Through institutions like the IMF and the BIS, you now have every major economy bound to the globalist ideal. Ructions on one side of the world are quickly felt on the other, which is a deliberate consequence of globalism.

So where do global trade deals come into the equation? Over time the likes of TTIP and TPP have attracted negative publicity, resulted in public protestations and limited success during negotiations. They have been vilified throughout the West for the secrecy of their negotiations, and how they are designed to favour transnational corporations.

Isn’t it rather curious that just as these trade agreements flounder, a ‘global trade war’ as touted by President Xi JinPing, with Trump as the antagonist, begins to build momentum?

An important aspect here is the relation between these agreements and the subject of trade tariffs. Back in February 2016, a leak of the TTIP text suggested that 87.5% to 97% of all tariffs would be cut to zero.
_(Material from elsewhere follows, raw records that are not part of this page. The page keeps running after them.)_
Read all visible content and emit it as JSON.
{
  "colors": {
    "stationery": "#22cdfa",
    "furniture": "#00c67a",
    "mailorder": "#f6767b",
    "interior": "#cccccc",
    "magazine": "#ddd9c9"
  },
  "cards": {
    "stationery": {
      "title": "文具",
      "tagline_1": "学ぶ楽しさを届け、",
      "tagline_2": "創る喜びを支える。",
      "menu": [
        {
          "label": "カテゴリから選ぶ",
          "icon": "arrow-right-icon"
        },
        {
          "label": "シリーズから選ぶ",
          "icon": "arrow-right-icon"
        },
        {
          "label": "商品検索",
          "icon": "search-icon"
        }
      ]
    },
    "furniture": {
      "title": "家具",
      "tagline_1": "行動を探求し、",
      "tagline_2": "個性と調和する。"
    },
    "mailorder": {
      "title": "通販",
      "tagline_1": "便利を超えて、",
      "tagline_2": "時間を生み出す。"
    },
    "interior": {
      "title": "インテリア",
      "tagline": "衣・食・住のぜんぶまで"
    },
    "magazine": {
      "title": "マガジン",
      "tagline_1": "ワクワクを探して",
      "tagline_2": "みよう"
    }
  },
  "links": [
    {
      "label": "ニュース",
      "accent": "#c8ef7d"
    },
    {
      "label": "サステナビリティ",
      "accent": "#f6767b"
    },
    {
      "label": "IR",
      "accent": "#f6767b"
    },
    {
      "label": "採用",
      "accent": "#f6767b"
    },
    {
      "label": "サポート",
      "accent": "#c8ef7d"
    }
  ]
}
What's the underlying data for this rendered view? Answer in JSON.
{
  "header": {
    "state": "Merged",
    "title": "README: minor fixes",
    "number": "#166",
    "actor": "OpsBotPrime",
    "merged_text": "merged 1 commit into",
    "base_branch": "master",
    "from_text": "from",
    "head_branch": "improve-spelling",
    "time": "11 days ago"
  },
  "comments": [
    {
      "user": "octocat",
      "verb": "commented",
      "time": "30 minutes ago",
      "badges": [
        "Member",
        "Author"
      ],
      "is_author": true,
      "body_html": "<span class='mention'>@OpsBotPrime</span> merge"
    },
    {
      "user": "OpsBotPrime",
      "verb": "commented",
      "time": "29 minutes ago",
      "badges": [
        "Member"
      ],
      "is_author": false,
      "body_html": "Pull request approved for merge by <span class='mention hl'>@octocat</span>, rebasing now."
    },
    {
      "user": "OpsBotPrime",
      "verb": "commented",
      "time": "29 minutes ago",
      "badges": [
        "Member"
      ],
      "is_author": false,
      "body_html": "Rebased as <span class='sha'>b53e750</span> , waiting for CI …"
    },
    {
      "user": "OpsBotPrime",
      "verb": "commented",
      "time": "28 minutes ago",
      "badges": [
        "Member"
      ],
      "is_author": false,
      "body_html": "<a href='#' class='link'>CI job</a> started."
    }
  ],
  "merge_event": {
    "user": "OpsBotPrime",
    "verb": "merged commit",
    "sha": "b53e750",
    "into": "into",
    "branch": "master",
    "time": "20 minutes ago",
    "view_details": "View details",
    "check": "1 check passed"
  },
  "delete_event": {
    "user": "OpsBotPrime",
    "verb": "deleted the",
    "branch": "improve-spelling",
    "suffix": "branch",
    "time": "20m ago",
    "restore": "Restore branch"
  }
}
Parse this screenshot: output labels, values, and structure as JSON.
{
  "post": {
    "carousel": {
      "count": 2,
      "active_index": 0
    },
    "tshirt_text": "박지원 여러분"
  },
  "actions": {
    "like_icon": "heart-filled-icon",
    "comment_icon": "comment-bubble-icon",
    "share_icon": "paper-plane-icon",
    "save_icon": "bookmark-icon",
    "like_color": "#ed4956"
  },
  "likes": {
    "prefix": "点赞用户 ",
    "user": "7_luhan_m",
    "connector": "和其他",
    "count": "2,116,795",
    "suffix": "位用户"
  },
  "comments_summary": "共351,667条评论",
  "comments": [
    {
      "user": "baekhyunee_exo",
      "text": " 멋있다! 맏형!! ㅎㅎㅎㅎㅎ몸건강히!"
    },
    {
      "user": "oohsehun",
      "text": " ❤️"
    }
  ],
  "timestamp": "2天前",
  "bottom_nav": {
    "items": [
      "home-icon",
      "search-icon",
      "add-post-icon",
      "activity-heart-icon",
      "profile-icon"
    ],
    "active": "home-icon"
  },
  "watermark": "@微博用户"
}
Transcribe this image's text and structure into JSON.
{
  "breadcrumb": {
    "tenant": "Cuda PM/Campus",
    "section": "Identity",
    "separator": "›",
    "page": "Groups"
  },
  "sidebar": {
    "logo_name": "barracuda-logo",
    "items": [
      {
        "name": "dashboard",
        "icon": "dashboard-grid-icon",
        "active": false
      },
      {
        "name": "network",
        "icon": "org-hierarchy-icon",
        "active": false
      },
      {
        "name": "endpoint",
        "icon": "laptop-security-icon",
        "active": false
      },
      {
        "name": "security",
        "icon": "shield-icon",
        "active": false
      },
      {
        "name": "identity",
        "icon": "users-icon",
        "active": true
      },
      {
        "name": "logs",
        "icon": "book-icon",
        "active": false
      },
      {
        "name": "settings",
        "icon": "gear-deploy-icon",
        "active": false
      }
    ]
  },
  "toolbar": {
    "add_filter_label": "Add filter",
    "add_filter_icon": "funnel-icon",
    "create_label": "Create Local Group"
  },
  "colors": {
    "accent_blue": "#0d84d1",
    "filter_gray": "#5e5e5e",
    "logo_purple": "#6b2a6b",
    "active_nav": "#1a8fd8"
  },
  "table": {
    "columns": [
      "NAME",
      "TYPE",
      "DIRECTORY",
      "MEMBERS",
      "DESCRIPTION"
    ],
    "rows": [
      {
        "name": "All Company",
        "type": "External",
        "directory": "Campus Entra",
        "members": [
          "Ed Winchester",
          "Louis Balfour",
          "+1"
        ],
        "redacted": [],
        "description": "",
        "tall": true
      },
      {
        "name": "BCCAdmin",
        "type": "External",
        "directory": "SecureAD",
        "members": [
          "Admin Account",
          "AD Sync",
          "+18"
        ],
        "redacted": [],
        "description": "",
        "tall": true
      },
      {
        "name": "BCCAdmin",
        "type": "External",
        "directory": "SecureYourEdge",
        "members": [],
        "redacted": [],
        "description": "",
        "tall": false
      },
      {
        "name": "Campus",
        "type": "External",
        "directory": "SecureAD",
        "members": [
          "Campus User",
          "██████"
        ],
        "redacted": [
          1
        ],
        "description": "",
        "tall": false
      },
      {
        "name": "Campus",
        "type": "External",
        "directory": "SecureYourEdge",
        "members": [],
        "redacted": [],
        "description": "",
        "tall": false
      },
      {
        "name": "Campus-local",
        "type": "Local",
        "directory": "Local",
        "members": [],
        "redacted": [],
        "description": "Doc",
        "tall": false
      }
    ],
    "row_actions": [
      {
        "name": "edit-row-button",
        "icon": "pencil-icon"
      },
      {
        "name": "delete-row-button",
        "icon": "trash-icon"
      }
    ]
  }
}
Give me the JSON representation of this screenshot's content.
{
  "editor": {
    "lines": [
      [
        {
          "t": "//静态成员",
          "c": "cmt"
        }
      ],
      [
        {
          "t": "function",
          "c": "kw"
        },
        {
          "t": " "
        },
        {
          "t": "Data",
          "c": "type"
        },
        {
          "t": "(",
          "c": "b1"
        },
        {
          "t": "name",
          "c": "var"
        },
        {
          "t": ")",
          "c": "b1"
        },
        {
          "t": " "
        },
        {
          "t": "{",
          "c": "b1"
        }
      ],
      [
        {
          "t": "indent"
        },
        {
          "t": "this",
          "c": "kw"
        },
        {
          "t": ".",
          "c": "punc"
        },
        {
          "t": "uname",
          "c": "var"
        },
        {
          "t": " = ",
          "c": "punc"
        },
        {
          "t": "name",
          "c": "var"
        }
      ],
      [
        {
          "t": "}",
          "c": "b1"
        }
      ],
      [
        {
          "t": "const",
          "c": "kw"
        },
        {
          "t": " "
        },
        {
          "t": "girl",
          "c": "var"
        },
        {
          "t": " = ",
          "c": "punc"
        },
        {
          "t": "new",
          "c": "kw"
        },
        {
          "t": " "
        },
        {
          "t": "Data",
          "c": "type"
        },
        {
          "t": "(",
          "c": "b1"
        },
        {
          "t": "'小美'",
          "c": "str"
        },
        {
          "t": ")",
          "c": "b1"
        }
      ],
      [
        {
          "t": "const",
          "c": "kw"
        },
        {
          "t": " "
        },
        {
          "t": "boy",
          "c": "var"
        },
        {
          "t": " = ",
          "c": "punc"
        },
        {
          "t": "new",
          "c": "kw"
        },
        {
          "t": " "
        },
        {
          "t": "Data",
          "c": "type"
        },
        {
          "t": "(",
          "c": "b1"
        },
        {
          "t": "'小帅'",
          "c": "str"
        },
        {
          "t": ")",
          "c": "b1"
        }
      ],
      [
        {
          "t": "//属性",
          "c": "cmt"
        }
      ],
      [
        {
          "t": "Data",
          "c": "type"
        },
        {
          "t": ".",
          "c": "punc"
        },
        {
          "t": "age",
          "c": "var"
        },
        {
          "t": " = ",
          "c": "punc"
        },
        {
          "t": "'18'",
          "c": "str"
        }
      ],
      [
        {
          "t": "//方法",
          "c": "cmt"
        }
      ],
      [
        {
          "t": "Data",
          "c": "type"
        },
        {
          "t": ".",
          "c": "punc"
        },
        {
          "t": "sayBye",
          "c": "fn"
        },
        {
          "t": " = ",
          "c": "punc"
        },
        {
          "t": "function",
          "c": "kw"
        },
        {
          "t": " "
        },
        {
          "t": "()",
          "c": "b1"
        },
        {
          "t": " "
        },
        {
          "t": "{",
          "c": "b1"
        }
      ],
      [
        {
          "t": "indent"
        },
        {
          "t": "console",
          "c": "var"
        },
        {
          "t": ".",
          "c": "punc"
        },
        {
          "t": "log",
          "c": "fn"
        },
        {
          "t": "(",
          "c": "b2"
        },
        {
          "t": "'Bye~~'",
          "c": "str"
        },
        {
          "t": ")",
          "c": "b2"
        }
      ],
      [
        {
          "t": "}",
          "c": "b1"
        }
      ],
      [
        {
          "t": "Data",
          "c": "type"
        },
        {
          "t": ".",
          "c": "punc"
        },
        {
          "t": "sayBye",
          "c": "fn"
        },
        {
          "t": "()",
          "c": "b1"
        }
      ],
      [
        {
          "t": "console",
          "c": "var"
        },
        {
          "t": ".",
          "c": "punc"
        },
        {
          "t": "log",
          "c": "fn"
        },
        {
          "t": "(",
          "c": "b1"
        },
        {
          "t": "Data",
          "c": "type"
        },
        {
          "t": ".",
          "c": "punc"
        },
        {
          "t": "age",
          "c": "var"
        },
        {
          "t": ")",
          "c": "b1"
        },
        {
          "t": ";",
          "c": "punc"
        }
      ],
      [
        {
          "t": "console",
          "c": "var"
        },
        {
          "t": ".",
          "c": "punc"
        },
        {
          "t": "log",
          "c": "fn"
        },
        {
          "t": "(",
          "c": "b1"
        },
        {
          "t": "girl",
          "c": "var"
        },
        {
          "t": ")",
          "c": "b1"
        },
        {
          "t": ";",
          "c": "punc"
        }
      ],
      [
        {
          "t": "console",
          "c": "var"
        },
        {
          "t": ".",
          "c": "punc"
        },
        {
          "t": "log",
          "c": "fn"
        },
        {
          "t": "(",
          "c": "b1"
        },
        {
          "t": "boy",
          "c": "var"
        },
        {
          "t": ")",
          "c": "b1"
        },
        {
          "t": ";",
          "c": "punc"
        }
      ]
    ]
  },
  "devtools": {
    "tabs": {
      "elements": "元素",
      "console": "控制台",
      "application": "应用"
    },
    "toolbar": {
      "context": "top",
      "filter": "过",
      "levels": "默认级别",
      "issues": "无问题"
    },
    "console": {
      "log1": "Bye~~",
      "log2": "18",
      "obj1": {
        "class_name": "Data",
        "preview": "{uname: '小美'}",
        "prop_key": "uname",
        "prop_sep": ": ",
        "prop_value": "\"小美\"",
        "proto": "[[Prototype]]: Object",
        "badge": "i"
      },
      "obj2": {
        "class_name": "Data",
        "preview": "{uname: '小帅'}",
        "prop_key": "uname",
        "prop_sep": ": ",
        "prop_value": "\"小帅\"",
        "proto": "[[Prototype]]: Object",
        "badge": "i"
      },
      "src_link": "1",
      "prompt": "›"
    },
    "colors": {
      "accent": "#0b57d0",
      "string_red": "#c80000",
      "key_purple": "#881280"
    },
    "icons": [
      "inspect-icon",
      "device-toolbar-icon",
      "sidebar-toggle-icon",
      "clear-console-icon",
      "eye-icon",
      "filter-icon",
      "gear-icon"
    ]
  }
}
The TPP agreement stated that over 18,000 tariffs would be cut. And the CETA agreement is estimated to eliminate 98% of the tariffs between the EU and Canada.

If a trade war happens, those figures may begin to look more enticing when world leaders ponder on a solution to an ensuing trade crisis.

A synthesis to a trade war – a war specifically chosen as a catalyst for global economic decline – could be the resurrection of previously abhorred trade agreements. Agreements that would gain renewed credibility following an economic collapse, especially as they promote low to zero tariffs.

In light of a collapse, and people’s purchasing power becoming heavily compromised, does it not stand to reason that new or reinvigorated trade deals would now be demanded by a populace that were previously apposed to their introduction?

TPP and its ilk may not gain a consensus now. But they are potentially one crisis away from being perceived as a future solution to a ‘global trade war’.

China would represent one side of this conflict. As power shifts East, they would likely come out of it stronger and with a greater standing in the world, to the detriment of America and the dollar.

Writer and researcher Antony Sutton wrote these prophetic words back in 1983 in his book, ‘America’s Secret Establishment‘,

By about the year 2000 Communist China will be a ‘superpower’ built by American technology and skill. And who is to say that they will not make their peace with Moscow after 2000 and join forces to eliminate the super-super-power – the United States? 

With tensions between the US and Russia having accelerated under Obama’s presidency, it is something to consider as Donald Trump pushes on with his policies to put ‘America First’.